Polimorphic just locked in $18.6 million in Series A funding, led by General Catalyst, with M13 and Shine Capital doubling down from the seed days. That’s not pocket change, it’s a vote of confidence in a team that’s doing the unthinkable, making bureaucracy move at the speed of artificial intelligence.
Let’s talk about Parth Shah and Daniel Smith, co-founders, MIT grads, and the minds behind this machine. Parth brings deep learning chops from NVIDIA and a software edge from Nodal. Daniel’s code pedigree runs through Facebook and Akamai. Together, they didn’t just digitize city services, they reimagined how residents interact with their governments from the ground up. What used to take a walk-in and a week now takes a click and a second.
Polimorphic’s stack hits from all angles. AI Front Desk handles resident questions in 75+ languages, across voice, SMS, chatbot, and email, because people shouldn’t need a PhD in public admin to report a pothole. Their CRM and Workflows system streamlines everything from dog licenses to building permits. And their AI Search & Chat cuts inquiry calls in half by pointing people to real answers, not bureaucratic black holes. It’s digital government with flow.
Here’s the wild part: this isn’t some cute pilot project tucked into a single district. 36 million Americans are already served by Polimorphic’s tech. Clients stretch coast to coast, from the palm trees of Palm Beach, Florida to the tech hubs of California. One city cut voicemails by 90%. Another processed $10 million in online payments. Across the board, they’ve saved over 55,000 hours of municipal labor, enough time to finally get that pothole filled.

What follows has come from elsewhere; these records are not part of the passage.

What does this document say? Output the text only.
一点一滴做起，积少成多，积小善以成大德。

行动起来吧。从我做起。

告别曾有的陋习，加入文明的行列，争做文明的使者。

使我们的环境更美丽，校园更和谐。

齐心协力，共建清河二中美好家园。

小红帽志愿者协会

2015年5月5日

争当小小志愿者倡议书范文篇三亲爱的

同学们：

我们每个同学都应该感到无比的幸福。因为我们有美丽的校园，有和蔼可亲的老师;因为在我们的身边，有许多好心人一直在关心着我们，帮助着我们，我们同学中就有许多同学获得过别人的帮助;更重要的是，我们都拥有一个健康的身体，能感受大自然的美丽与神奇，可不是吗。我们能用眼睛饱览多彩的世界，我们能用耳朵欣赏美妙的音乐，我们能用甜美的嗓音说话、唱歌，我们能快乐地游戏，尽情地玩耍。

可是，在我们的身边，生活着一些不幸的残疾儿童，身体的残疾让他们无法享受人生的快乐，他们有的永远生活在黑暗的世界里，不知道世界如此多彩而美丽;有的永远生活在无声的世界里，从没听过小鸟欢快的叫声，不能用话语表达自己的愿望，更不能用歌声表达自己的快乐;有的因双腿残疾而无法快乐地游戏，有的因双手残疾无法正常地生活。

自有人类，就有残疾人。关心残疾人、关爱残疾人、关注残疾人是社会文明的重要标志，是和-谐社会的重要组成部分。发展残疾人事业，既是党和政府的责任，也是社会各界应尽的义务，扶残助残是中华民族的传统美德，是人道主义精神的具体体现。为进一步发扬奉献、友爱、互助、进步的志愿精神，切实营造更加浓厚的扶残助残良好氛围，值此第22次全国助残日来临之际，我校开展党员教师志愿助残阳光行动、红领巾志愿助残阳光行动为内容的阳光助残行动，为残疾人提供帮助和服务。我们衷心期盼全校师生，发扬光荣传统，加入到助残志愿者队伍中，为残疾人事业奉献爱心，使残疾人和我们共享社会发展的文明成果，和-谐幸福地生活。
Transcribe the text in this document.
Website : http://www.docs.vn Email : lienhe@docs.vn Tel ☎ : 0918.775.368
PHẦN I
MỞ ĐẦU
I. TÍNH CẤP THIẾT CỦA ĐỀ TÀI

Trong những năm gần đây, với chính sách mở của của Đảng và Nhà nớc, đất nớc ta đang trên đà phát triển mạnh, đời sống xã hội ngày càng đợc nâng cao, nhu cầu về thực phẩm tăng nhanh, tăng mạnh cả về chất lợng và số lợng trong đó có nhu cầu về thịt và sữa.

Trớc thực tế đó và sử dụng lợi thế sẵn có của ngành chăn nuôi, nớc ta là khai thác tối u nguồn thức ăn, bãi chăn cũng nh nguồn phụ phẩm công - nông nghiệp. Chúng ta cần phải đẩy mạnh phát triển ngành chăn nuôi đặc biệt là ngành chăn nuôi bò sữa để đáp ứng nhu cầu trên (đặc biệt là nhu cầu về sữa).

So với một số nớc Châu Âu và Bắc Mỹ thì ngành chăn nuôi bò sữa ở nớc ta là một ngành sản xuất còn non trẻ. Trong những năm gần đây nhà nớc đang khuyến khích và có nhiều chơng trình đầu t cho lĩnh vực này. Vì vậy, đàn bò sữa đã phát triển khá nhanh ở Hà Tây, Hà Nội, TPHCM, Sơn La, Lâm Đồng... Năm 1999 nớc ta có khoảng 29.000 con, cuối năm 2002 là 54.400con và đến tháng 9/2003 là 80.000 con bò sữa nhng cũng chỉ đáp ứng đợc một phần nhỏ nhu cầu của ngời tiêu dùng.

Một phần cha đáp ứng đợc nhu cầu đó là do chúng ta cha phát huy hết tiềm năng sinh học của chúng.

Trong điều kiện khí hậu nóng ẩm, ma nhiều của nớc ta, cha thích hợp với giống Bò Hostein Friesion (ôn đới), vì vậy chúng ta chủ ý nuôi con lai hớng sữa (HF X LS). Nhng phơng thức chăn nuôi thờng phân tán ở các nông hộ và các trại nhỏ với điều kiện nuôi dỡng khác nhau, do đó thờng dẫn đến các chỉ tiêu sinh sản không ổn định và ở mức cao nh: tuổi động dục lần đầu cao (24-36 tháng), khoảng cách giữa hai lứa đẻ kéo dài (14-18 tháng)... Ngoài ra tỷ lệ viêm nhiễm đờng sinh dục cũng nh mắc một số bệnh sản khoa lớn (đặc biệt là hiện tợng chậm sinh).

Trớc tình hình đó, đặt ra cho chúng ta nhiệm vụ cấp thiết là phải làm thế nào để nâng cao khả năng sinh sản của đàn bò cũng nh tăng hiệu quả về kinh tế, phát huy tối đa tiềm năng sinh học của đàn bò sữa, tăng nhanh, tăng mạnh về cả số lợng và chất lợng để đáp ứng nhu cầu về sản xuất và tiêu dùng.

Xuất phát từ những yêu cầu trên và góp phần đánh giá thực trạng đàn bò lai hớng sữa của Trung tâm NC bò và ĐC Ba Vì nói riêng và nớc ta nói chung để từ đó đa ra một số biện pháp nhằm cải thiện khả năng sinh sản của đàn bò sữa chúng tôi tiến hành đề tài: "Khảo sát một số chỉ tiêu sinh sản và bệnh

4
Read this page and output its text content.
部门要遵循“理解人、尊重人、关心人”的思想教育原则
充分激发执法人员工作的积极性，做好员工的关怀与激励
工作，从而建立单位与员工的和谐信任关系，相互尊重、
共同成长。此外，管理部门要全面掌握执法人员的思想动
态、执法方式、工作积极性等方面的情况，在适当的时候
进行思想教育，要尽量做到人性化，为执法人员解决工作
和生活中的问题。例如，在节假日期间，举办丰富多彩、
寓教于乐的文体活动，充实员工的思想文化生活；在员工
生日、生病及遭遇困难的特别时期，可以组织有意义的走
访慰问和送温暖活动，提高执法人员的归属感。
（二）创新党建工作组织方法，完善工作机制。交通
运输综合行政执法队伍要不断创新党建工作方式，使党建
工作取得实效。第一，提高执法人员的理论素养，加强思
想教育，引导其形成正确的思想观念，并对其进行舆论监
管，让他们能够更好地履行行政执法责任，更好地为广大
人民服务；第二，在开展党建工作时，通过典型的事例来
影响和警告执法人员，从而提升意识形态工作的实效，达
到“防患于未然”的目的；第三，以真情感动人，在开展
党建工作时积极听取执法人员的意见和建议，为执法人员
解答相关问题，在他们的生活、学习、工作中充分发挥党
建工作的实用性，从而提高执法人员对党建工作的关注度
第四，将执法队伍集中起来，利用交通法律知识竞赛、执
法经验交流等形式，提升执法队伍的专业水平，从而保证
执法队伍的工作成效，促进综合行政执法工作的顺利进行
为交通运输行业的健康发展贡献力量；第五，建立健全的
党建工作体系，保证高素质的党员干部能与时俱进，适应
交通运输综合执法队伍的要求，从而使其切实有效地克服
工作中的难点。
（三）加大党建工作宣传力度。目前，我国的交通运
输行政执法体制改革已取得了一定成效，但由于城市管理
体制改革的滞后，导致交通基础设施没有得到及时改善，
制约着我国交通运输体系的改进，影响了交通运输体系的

This round isn’t just fuel, it’s a fuse. The team’s expanding hard into Wisconsin, New Jersey, North Carolina, Texas, Florida, and California, tripling their sales and engineering squads, and going deep on next-gen AI features. They’re pushing further into integrations, analytics, and security. Because if you’re serving governments, you don’t get to play fast and loose with data.
GovTech may not be sexy on the surface, but peel back the layers and it’s a $1.2 trillion market in the making. And Polimorphic isn’t asking to be part of the change, they’re engineering it. One API, one workflow, one voice memo at a time.
Props to Parth Shah, Daniel Smith, Kyle Arjun Patel, Rachel Alexander, Greg Brunelle, Kim Scerbinski, and Rachel Yee for turning civic tech into a precision tool. To General Catalyst, M13, and Shine Capital, you saw the potential, and you bet smart.
In a world where everyone wants to disrupt, Polimorphic just wants to deliver. And they’re doing it with the quiet confidence of a startup that doesn’t need to shout, they’ve already been heard.